# Filter out



## eaglesfan3711 (Nov 16, 2008)

My filter went out tonight and I can't get a new one until Friday at earliest. My question, how long can I go without a filter. It is a 35g tank with about 25 fish in it. Well under the limit. There is plenty of aeration, and if I have to I have a spare 10g filter as last resort until then. Will my tank be okay without a filter for a few days? Should I put that 10g filter in, or will I HAVE to get one earlier than then?


----------



## djrichie (May 15, 2008)

run the filter......put the air stone in... soime thing is better than nothing. Try and get to the store as soon as possible. 

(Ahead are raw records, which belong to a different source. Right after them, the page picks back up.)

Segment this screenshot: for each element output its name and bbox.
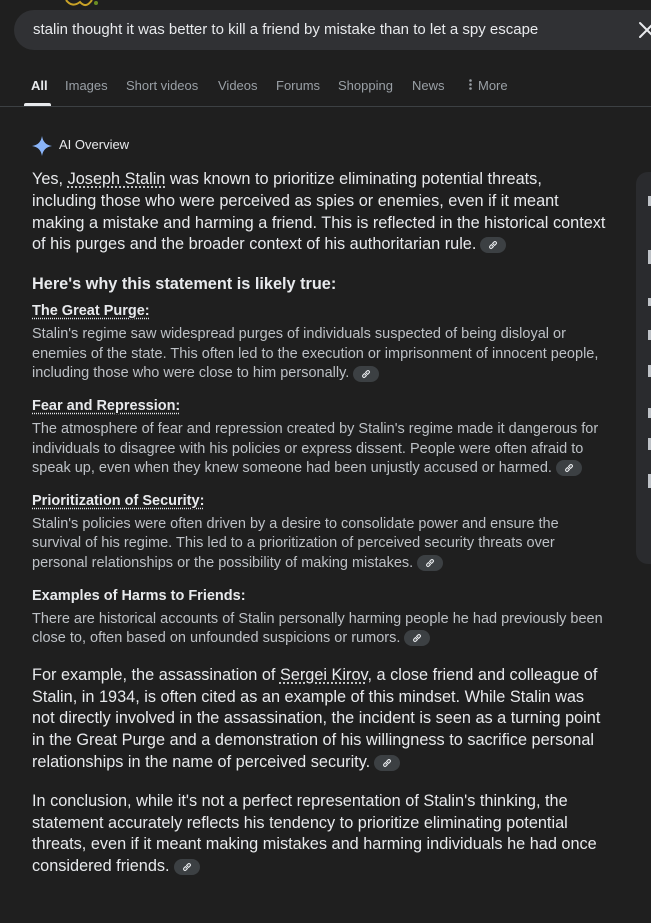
lead-pre: Yes,: [32, 170, 68, 188]
top-thumbnail-fragment: [65, 0, 98, 6]
link-icon: [383, 758, 392, 767]
tab-news[interactable]: News: [412, 78, 445, 93]
point-title[interactable]: The Great Purge:: [32, 303, 607, 319]
link-icon: [362, 369, 371, 378]
point-text: Stalin's regime saw widespread purges of…: [32, 326, 599, 382]
source-link-chip[interactable]: [417, 555, 444, 572]
tab-all[interactable]: All: [31, 78, 48, 93]
example-paragraph: For example, the assassination of Sergei…: [32, 665, 607, 774]
sparkle-icon: [32, 136, 52, 156]
search-bar[interactable]: stalin thought it was better to kill a f…: [14, 10, 651, 50]
point-harms-friends: Examples of Harms to Friends: There are …: [32, 588, 607, 649]
tab-short-videos[interactable]: Short videos: [126, 78, 198, 93]
conclusion-paragraph: In conclusion, while it's not a perfect …: [32, 791, 607, 878]
close-icon[interactable]: [636, 19, 651, 41]
search-tabs: All Images Short videos Videos Forums Sh…: [0, 78, 651, 107]
joseph-stalin-link[interactable]: Joseph Stalin: [68, 170, 166, 188]
overview-lead: Yes, Joseph Stalin was known to prioriti…: [32, 169, 607, 256]
source-link-chip[interactable]: [374, 754, 401, 771]
why-heading: Here's why this statement is likely true…: [32, 275, 337, 294]
tab-shopping[interactable]: Shopping: [338, 78, 393, 93]
point-fear-repression: Fear and Repression: The atmosphere of f…: [32, 398, 607, 479]
link-icon: [413, 634, 422, 643]
point-title[interactable]: Fear and Repression:: [32, 398, 607, 414]
point-title: Examples of Harms to Friends:: [32, 587, 246, 604]
more-vert-icon: [469, 79, 472, 90]
link-icon: [182, 862, 191, 871]
tab-more-label: More: [478, 78, 508, 93]
source-link-chip[interactable]: [353, 365, 380, 382]
link-icon: [564, 464, 573, 473]
example-pre: For example, the assassination of: [32, 665, 280, 684]
point-body: There are historical accounts of Stalin …: [32, 610, 607, 649]
ai-overview-content: Yes, Joseph Stalin was known to prioriti…: [32, 169, 607, 878]
tab-forums[interactable]: Forums: [276, 78, 320, 93]
source-link-chip[interactable]: [404, 630, 431, 647]
point-body: The atmosphere of fear and repression cr…: [32, 420, 607, 479]
conclusion-text: In conclusion, while it's not a perfect …: [32, 791, 597, 876]
point-title[interactable]: Prioritization of Security:: [32, 493, 607, 509]
source-link-chip[interactable]: [480, 237, 507, 254]
point-great-purge: The Great Purge: Stalin's regime saw wid…: [32, 303, 607, 384]
search-input[interactable]: stalin thought it was better to kill a f…: [33, 21, 538, 38]
tab-more[interactable]: More: [469, 78, 508, 93]
tab-images[interactable]: Images: [65, 78, 108, 93]
active-tab-indicator: [24, 103, 51, 106]
link-icon: [489, 241, 498, 250]
point-text: The atmosphere of fear and repression cr…: [32, 420, 599, 477]
source-link-chip[interactable]: [173, 858, 200, 875]
point-body: Stalin's regime saw widespread purges of…: [32, 325, 607, 384]
sergei-kirov-link[interactable]: Sergei Kirov: [280, 666, 367, 684]
link-icon: [426, 559, 435, 568]
point-body: Stalin's policies were often driven by a…: [32, 515, 607, 574]
point-text: Stalin's policies were often driven by a…: [32, 515, 559, 571]
ai-overview-label: AI Overview: [59, 137, 130, 152]
source-link-chip[interactable]: [555, 460, 582, 477]
point-text: There are historical accounts of Stalin …: [32, 610, 603, 647]
tab-videos[interactable]: Videos: [218, 78, 258, 93]
point-prioritization-security: Prioritization of Security: Stalin's pol…: [32, 493, 607, 574]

What type of filter do you have.,...
Did you try and clean the impellor is the motor still running


----------



## eaglesfan3711 (Nov 16, 2008)

The motor runs, but the fan inside doesn't want to spin. I cleaned it out several times but it still doesn't work. Like I had said, I can get one on Friday.


----------



## djrichie (May 15, 2008)

you moght be able to just buy an inpellor...... also try and clean out the hole that int impellor gos into..... the thighs are magnetic.... and 9 times out of 10 when someone tells me the motot working but it not turning the impellor, If you wash everything out it works.........


----------



## eaglesfan3711 (Nov 16, 2008)

I'll try it thanks.


----------



## eaglesfan3711 (Nov 16, 2008)

I got the new filter, and fortunately did not lose any during the wait.


----------